I then took a cotton bud and made arcing marks in the shape of an open C to suggest the gently curving bridge cables.  The choice of the cotton bud turned out to be a good one as it didn't hold much paint and dried very quickly. It made gentle, dry marks across the page which contrasted well with the thick, firmer brush strokes.

Finally, I placed a 31/2 inch square card window over the sheet of paper and cut out squares that seemed to be most interesting.

 As always tends to happen when I do this kind of exercise, things became increasingly abstract as I worked and I have a small pile of other squares (with very little link to text at all) that I will play with tomorrow.
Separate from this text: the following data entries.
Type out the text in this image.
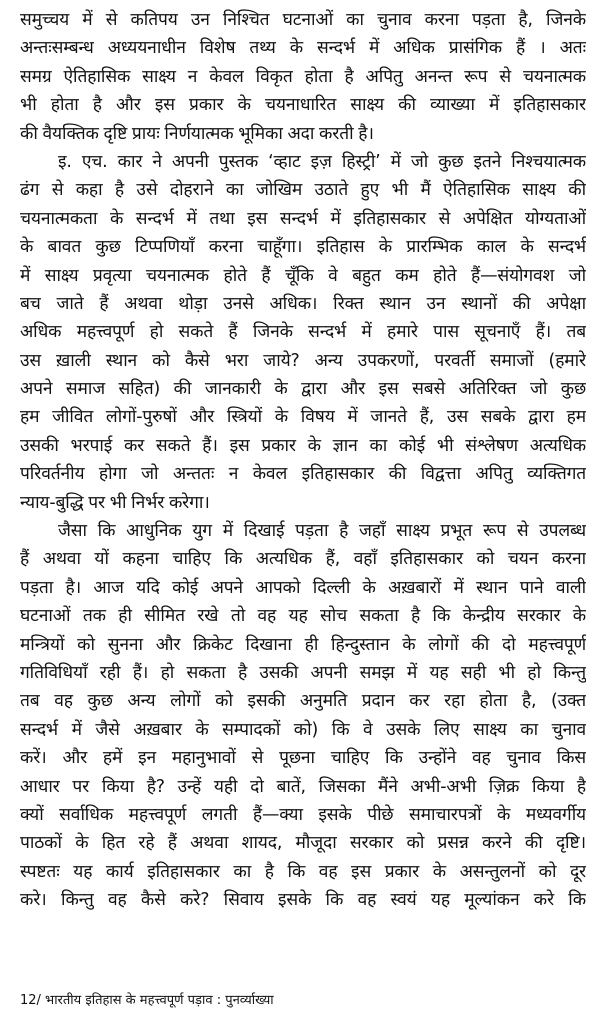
समुच्चय में से कतिपय उन निश्चित घटनाओं का चुनाव करना पड़ता है, जिनके
अन्तःसम्बन्ध अध्ययनाधीन विशेष तथ्य के सन्दर्भ में अधिक प्रासंगिक हैं । अतः
समग्र ऐतिहासिक साक्ष्य न केवल विकृत होता है अपितु अनन्त रूप से चयनात्मक
भी होता है और इस प्रकार के चयनाधारित साक्ष्य की व्याख्या में इतिहासकार
की वैयक्तिक दृष्टि प्रायः निर्णयात्मक भूमिका अदा करती है।
इ. एच. कार ने अपनी पुस्तक ‘व्हाट इज़ हिस्ट्री’ में जो कुछ इतने निश्चयात्मक
ढंग से कहा है उसे दोहराने का जोखिम उठाते हुए भी मैं ऐतिहासिक साक्ष्य की
चयनात्मकता के सन्दर्भ में तथा इस सन्दर्भ में इतिहासकार से अपेक्षित योग्यताओं
के बावत कुछ टिप्पणियाँ करना चाहूँगा। इतिहास के प्रारम्भिक काल के सन्दर्भ
में साक्ष्य प्रवृत्या चयनात्मक होते हैं चूँकि वे बहुत कम होते हैं—संयोगवश जो
बच जाते हैं अथवा थोड़ा उनसे अधिक। रिक्त स्थान उन स्थानों की अपेक्षा
अधिक महत्त्वपूर्ण हो सकते हैं जिनके सन्दर्भ में हमारे पास सूचनाएँ हैं। तब
उस ख़ाली स्थान को कैसे भरा जाये? अन्य उपकरणों, परवर्ती समाजों (हमारे
अपने समाज सहित) की जानकारी के द्वारा और इस सबसे अतिरिक्त जो कुछ
हम जीवित लोगों-पुरुषों और स्त्रियों के विषय में जानते हैं, उस सबके द्वारा हम
उसकी भरपाई कर सकते हैं। इस प्रकार के ज्ञान का कोई भी संश्लेषण अत्यधिक
परिवर्तनीय होगा जो अन्ततः न केवल इतिहासकार की विद्वत्ता अपितु व्यक्तिगत
न्याय-बुद्धि पर भी निर्भर करेगा।
जैसा कि आधुनिक युग में दिखाई पड़ता है जहाँ साक्ष्य प्रभूत रूप से उपलब्ध
हैं अथवा यों कहना चाहिए कि अत्यधिक हैं, वहाँ इतिहासकार को चयन करना
पड़ता है। आज यदि कोई अपने आपको दिल्ली के अख़बारों में स्थान पाने वाली
घटनाओं तक ही सीमित रखे तो वह यह सोच सकता है कि केन्द्रीय सरकार के
मन्त्रियों को सुनना और क्रिकेट दिखाना ही हिन्दुस्तान के लोगों की दो महत्त्वपूर्ण
गतिविधियाँ रही हैं। हो सकता है उसकी अपनी समझ में यह सही भी हो किन्तु
तब वह कुछ अन्य लोगों को इसकी अनुमति प्रदान कर रहा होता है, (उक्त
सन्दर्भ में जैसे अख़बार के सम्पादकों को) कि वे उसके लिए साक्ष्य का चुनाव
करें। और हमें इन महानुभावों से पूछना चाहिए कि उन्होंने वह चुनाव किस
आधार पर किया है? उन्हें यही दो बातें, जिसका मैंने अभी-अभी ज़िक्र किया है
क्यों सर्वाधिक महत्त्वपूर्ण लगती हैं—क्या इसके पीछे समाचारपत्रों के मध्यवर्गीय
पाठकों के हित रहे हैं अथवा शायद, मौजूदा सरकार को प्रसन्न करने की दृष्टि।
स्पष्टतः यह कार्य इतिहासकार का है कि वह इस प्रकार के असन्तुलनों को दूर
करे। किन्तु वह कैसे करे? सिवाय इसके कि वह स्वयं यह मूल्यांकन करे कि
12/ भारतीय इतिहास के महत्त्वपूर्ण पड़ाव : पुनर्व्याख्या
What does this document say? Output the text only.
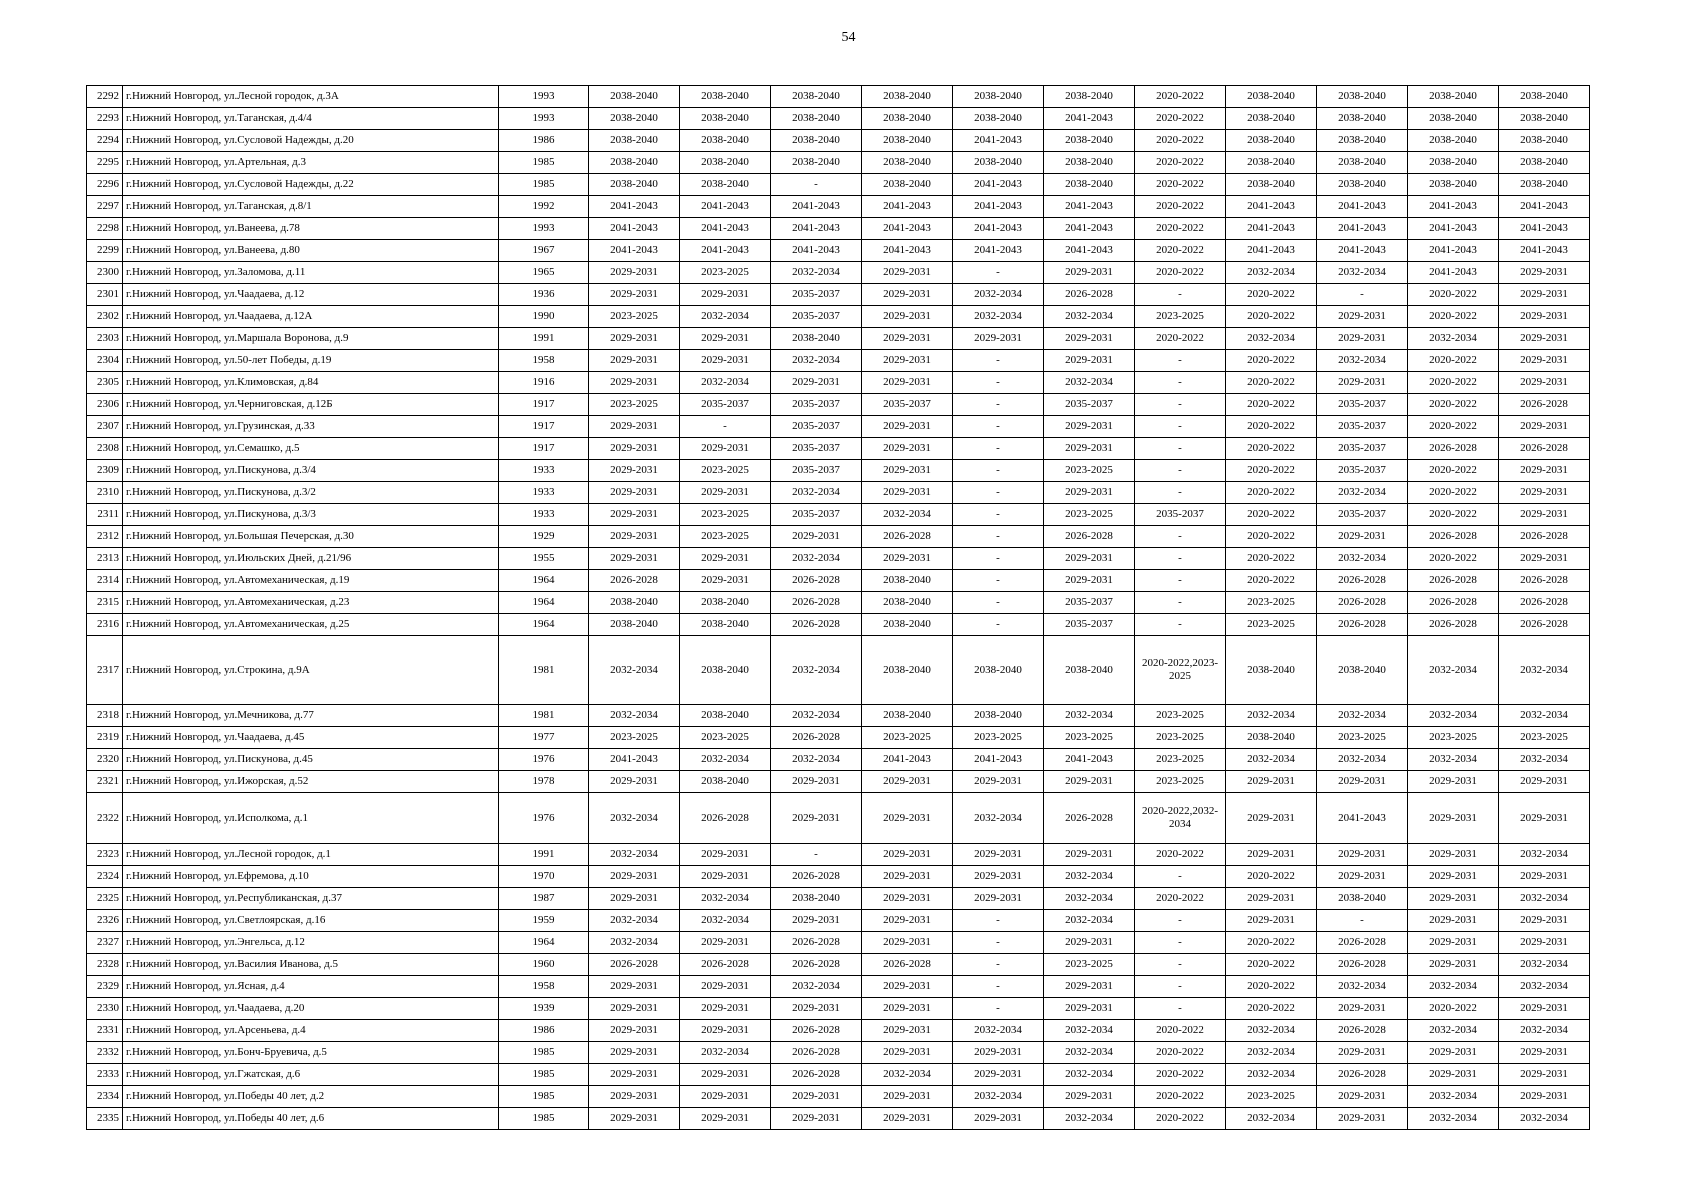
54
2292	г.Нижний Новгород, ул.Лесной городок, д.3А	1993	2038-2040	2038-2040	2038-2040	2038-2040	2038-2040	2038-2040	2020-2022	2038-2040	2038-2040	2038-2040	2038-2040
2293	г.Нижний Новгород, ул.Таганская, д.4/4	1993	2038-2040	2038-2040	2038-2040	2038-2040	2038-2040	2041-2043	2020-2022	2038-2040	2038-2040	2038-2040	2038-2040
2294	г.Нижний Новгород, ул.Сусловой Надежды, д.20	1986	2038-2040	2038-2040	2038-2040	2038-2040	2041-2043	2038-2040	2020-2022	2038-2040	2038-2040	2038-2040	2038-2040
2295	г.Нижний Новгород, ул.Артельная, д.3	1985	2038-2040	2038-2040	2038-2040	2038-2040	2038-2040	2038-2040	2020-2022	2038-2040	2038-2040	2038-2040	2038-2040
2296	г.Нижний Новгород, ул.Сусловой Надежды, д.22	1985	2038-2040	2038-2040	-	2038-2040	2041-2043	2038-2040	2020-2022	2038-2040	2038-2040	2038-2040	2038-2040
2297	г.Нижний Новгород, ул.Таганская, д.8/1	1992	2041-2043	2041-2043	2041-2043	2041-2043	2041-2043	2041-2043	2020-2022	2041-2043	2041-2043	2041-2043	2041-2043
2298	г.Нижний Новгород, ул.Ванеева, д.78	1993	2041-2043	2041-2043	2041-2043	2041-2043	2041-2043	2041-2043	2020-2022	2041-2043	2041-2043	2041-2043	2041-2043
2299	г.Нижний Новгород, ул.Ванеева, д.80	1967	2041-2043	2041-2043	2041-2043	2041-2043	2041-2043	2041-2043	2020-2022	2041-2043	2041-2043	2041-2043	2041-2043
2300	г.Нижний Новгород, ул.Заломова, д.11	1965	2029-2031	2023-2025	2032-2034	2029-2031	-	2029-2031	2020-2022	2032-2034	2032-2034	2041-2043	2029-2031
2301	г.Нижний Новгород, ул.Чаадаева, д.12	1936	2029-2031	2029-2031	2035-2037	2029-2031	2032-2034	2026-2028	-	2020-2022	-	2020-2022	2029-2031
2302	г.Нижний Новгород, ул.Чаадаева, д.12А	1990	2023-2025	2032-2034	2035-2037	2029-2031	2032-2034	2032-2034	2023-2025	2020-2022	2029-2031	2020-2022	2029-2031
2303	г.Нижний Новгород, ул.Маршала Воронова, д.9	1991	2029-2031	2029-2031	2038-2040	2029-2031	2029-2031	2029-2031	2020-2022	2032-2034	2029-2031	2032-2034	2029-2031
2304	г.Нижний Новгород, ул.50-лет Победы, д.19	1958	2029-2031	2029-2031	2032-2034	2029-2031	-	2029-2031	-	2020-2022	2032-2034	2020-2022	2029-2031
2305	г.Нижний Новгород, ул.Климовская, д.84	1916	2029-2031	2032-2034	2029-2031	2029-2031	-	2032-2034	-	2020-2022	2029-2031	2020-2022	2029-2031
2306	г.Нижний Новгород, ул.Черниговская, д.12Б	1917	2023-2025	2035-2037	2035-2037	2035-2037	-	2035-2037	-	2020-2022	2035-2037	2020-2022	2026-2028
2307	г.Нижний Новгород, ул.Грузинская, д.33	1917	2029-2031	-	2035-2037	2029-2031	-	2029-2031	-	2020-2022	2035-2037	2020-2022	2029-2031
2308	г.Нижний Новгород, ул.Семашко, д.5	1917	2029-2031	2029-2031	2035-2037	2029-2031	-	2029-2031	-	2020-2022	2035-2037	2026-2028	2026-2028
2309	г.Нижний Новгород, ул.Пискунова, д.3/4	1933	2029-2031	2023-2025	2035-2037	2029-2031	-	2023-2025	-	2020-2022	2035-2037	2020-2022	2029-2031
2310	г.Нижний Новгород, ул.Пискунова, д.3/2	1933	2029-2031	2029-2031	2032-2034	2029-2031	-	2029-2031	-	2020-2022	2032-2034	2020-2022	2029-2031
2311	г.Нижний Новгород, ул.Пискунова, д.3/3	1933	2029-2031	2023-2025	2035-2037	2032-2034	-	2023-2025	2035-2037	2020-2022	2035-2037	2020-2022	2029-2031
2312	г.Нижний Новгород, ул.Большая Печерская, д.30	1929	2029-2031	2023-2025	2029-2031	2026-2028	-	2026-2028	-	2020-2022	2029-2031	2026-2028	2026-2028
2313	г.Нижний Новгород, ул.Июльских Дней, д.21/96	1955	2029-2031	2029-2031	2032-2034	2029-2031	-	2029-2031	-	2020-2022	2032-2034	2020-2022	2029-2031
2314	г.Нижний Новгород, ул.Автомеханическая, д.19	1964	2026-2028	2029-2031	2026-2028	2038-2040	-	2029-2031	-	2020-2022	2026-2028	2026-2028	2026-2028
2315	г.Нижний Новгород, ул.Автомеханическая, д.23	1964	2038-2040	2038-2040	2026-2028	2038-2040	-	2035-2037	-	2023-2025	2026-2028	2026-2028	2026-2028
2316	г.Нижний Новгород, ул.Автомеханическая, д.25	1964	2038-2040	2038-2040	2026-2028	2038-2040	-	2035-2037	-	2023-2025	2026-2028	2026-2028	2026-2028
2317	г.Нижний Новгород, ул.Строкина, д.9А	1981	2032-2034	2038-2040	2032-2034	2038-2040	2038-2040	2038-2040	2020-2022,2023-2025	2038-2040	2038-2040	2032-2034	2032-2034
2318	г.Нижний Новгород, ул.Мечникова, д.77	1981	2032-2034	2038-2040	2032-2034	2038-2040	2038-2040	2032-2034	2023-2025	2032-2034	2032-2034	2032-2034	2032-2034
2319	г.Нижний Новгород, ул.Чаадаева, д.45	1977	2023-2025	2023-2025	2026-2028	2023-2025	2023-2025	2023-2025	2023-2025	2038-2040	2023-2025	2023-2025	2023-2025
2320	г.Нижний Новгород, ул.Пискунова, д.45	1976	2041-2043	2032-2034	2032-2034	2041-2043	2041-2043	2041-2043	2023-2025	2032-2034	2032-2034	2032-2034	2032-2034
2321	г.Нижний Новгород, ул.Ижорская, д.52	1978	2029-2031	2038-2040	2029-2031	2029-2031	2029-2031	2029-2031	2023-2025	2029-2031	2029-2031	2029-2031	2029-2031
2322	г.Нижний Новгород, ул.Исполкома, д.1	1976	2032-2034	2026-2028	2029-2031	2029-2031	2032-2034	2026-2028	2020-2022,2032-2034	2029-2031	2041-2043	2029-2031	2029-2031
2323	г.Нижний Новгород, ул.Лесной городок, д.1	1991	2032-2034	2029-2031	-	2029-2031	2029-2031	2029-2031	2020-2022	2029-2031	2029-2031	2029-2031	2032-2034
2324	г.Нижний Новгород, ул.Ефремова, д.10	1970	2029-2031	2029-2031	2026-2028	2029-2031	2029-2031	2032-2034	-	2020-2022	2029-2031	2029-2031	2029-2031
2325	г.Нижний Новгород, ул.Республиканская, д.37	1987	2029-2031	2032-2034	2038-2040	2029-2031	2029-2031	2032-2034	2020-2022	2029-2031	2038-2040	2029-2031	2032-2034
2326	г.Нижний Новгород, ул.Светлоярская, д.16	1959	2032-2034	2032-2034	2029-2031	2029-2031	-	2032-2034	-	2029-2031	-	2029-2031	2029-2031
2327	г.Нижний Новгород, ул.Энгельса, д.12	1964	2032-2034	2029-2031	2026-2028	2029-2031	-	2029-2031	-	2020-2022	2026-2028	2029-2031	2029-2031
2328	г.Нижний Новгород, ул.Василия Иванова, д.5	1960	2026-2028	2026-2028	2026-2028	2026-2028	-	2023-2025	-	2020-2022	2026-2028	2029-2031	2032-2034
2329	г.Нижний Новгород, ул.Ясная, д.4	1958	2029-2031	2029-2031	2032-2034	2029-2031	-	2029-2031	-	2020-2022	2032-2034	2032-2034	2032-2034
2330	г.Нижний Новгород, ул.Чаадаева, д.20	1939	2029-2031	2029-2031	2029-2031	2029-2031	-	2029-2031	-	2020-2022	2029-2031	2020-2022	2029-2031
2331	г.Нижний Новгород, ул.Арсеньева, д.4	1986	2029-2031	2029-2031	2026-2028	2029-2031	2032-2034	2032-2034	2020-2022	2032-2034	2026-2028	2032-2034	2032-2034
2332	г.Нижний Новгород, ул.Бонч-Бруевича, д.5	1985	2029-2031	2032-2034	2026-2028	2029-2031	2029-2031	2032-2034	2020-2022	2032-2034	2029-2031	2029-2031	2029-2031
2333	г.Нижний Новгород, ул.Гжатская, д.6	1985	2029-2031	2029-2031	2026-2028	2032-2034	2029-2031	2032-2034	2020-2022	2032-2034	2026-2028	2029-2031	2029-2031
2334	г.Нижний Новгород, ул.Победы 40 лет, д.2	1985	2029-2031	2029-2031	2029-2031	2029-2031	2032-2034	2029-2031	2020-2022	2023-2025	2029-2031	2032-2034	2029-2031
2335	г.Нижний Новгород, ул.Победы 40 лет, д.6	1985	2029-2031	2029-2031	2029-2031	2029-2031	2029-2031	2032-2034	2020-2022	2032-2034	2029-2031	2032-2034	2032-2034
I'm thinking hard about all this and it's proving unusually difficult to decide on a path, but fortunately I don't have to right now. I have quite a long period of unstructured time that I plan to enjoy and just to see what develops.


  1. This looks like a fruitful exercise for you. Keep going, and don't worry about direction; if it feels right the direction will present itself to you.

    You might like to read Kathleen Loomis' post on her workshop with Dorothy Caldwell:

    1. Thanks for your encouragement. This is fruitful ... and I will keep going! I have more mark making in mind for play later today - perhaps this time involving stitch into the paper ...
      Thank you also for the link to Kathleen Loomis' post. I particularly enjoyed her concertina book of marks. I had not encountered her blog before and will keep looking for a while as you do.

  2. These are such delicious marks!! Reminds me of Dionne Swift's class, wherein marks such as these were translated into fabric using the needle punch machine. (Great class!) So many possibilities...such fun you must be having!!!

    1. I am having fun indeed! I've had in mind Dionne's class all the time as I've been doing these abstractions. I will certainly have go give my needle punch machine (called and embellisher over here for some reason) some exercise soon.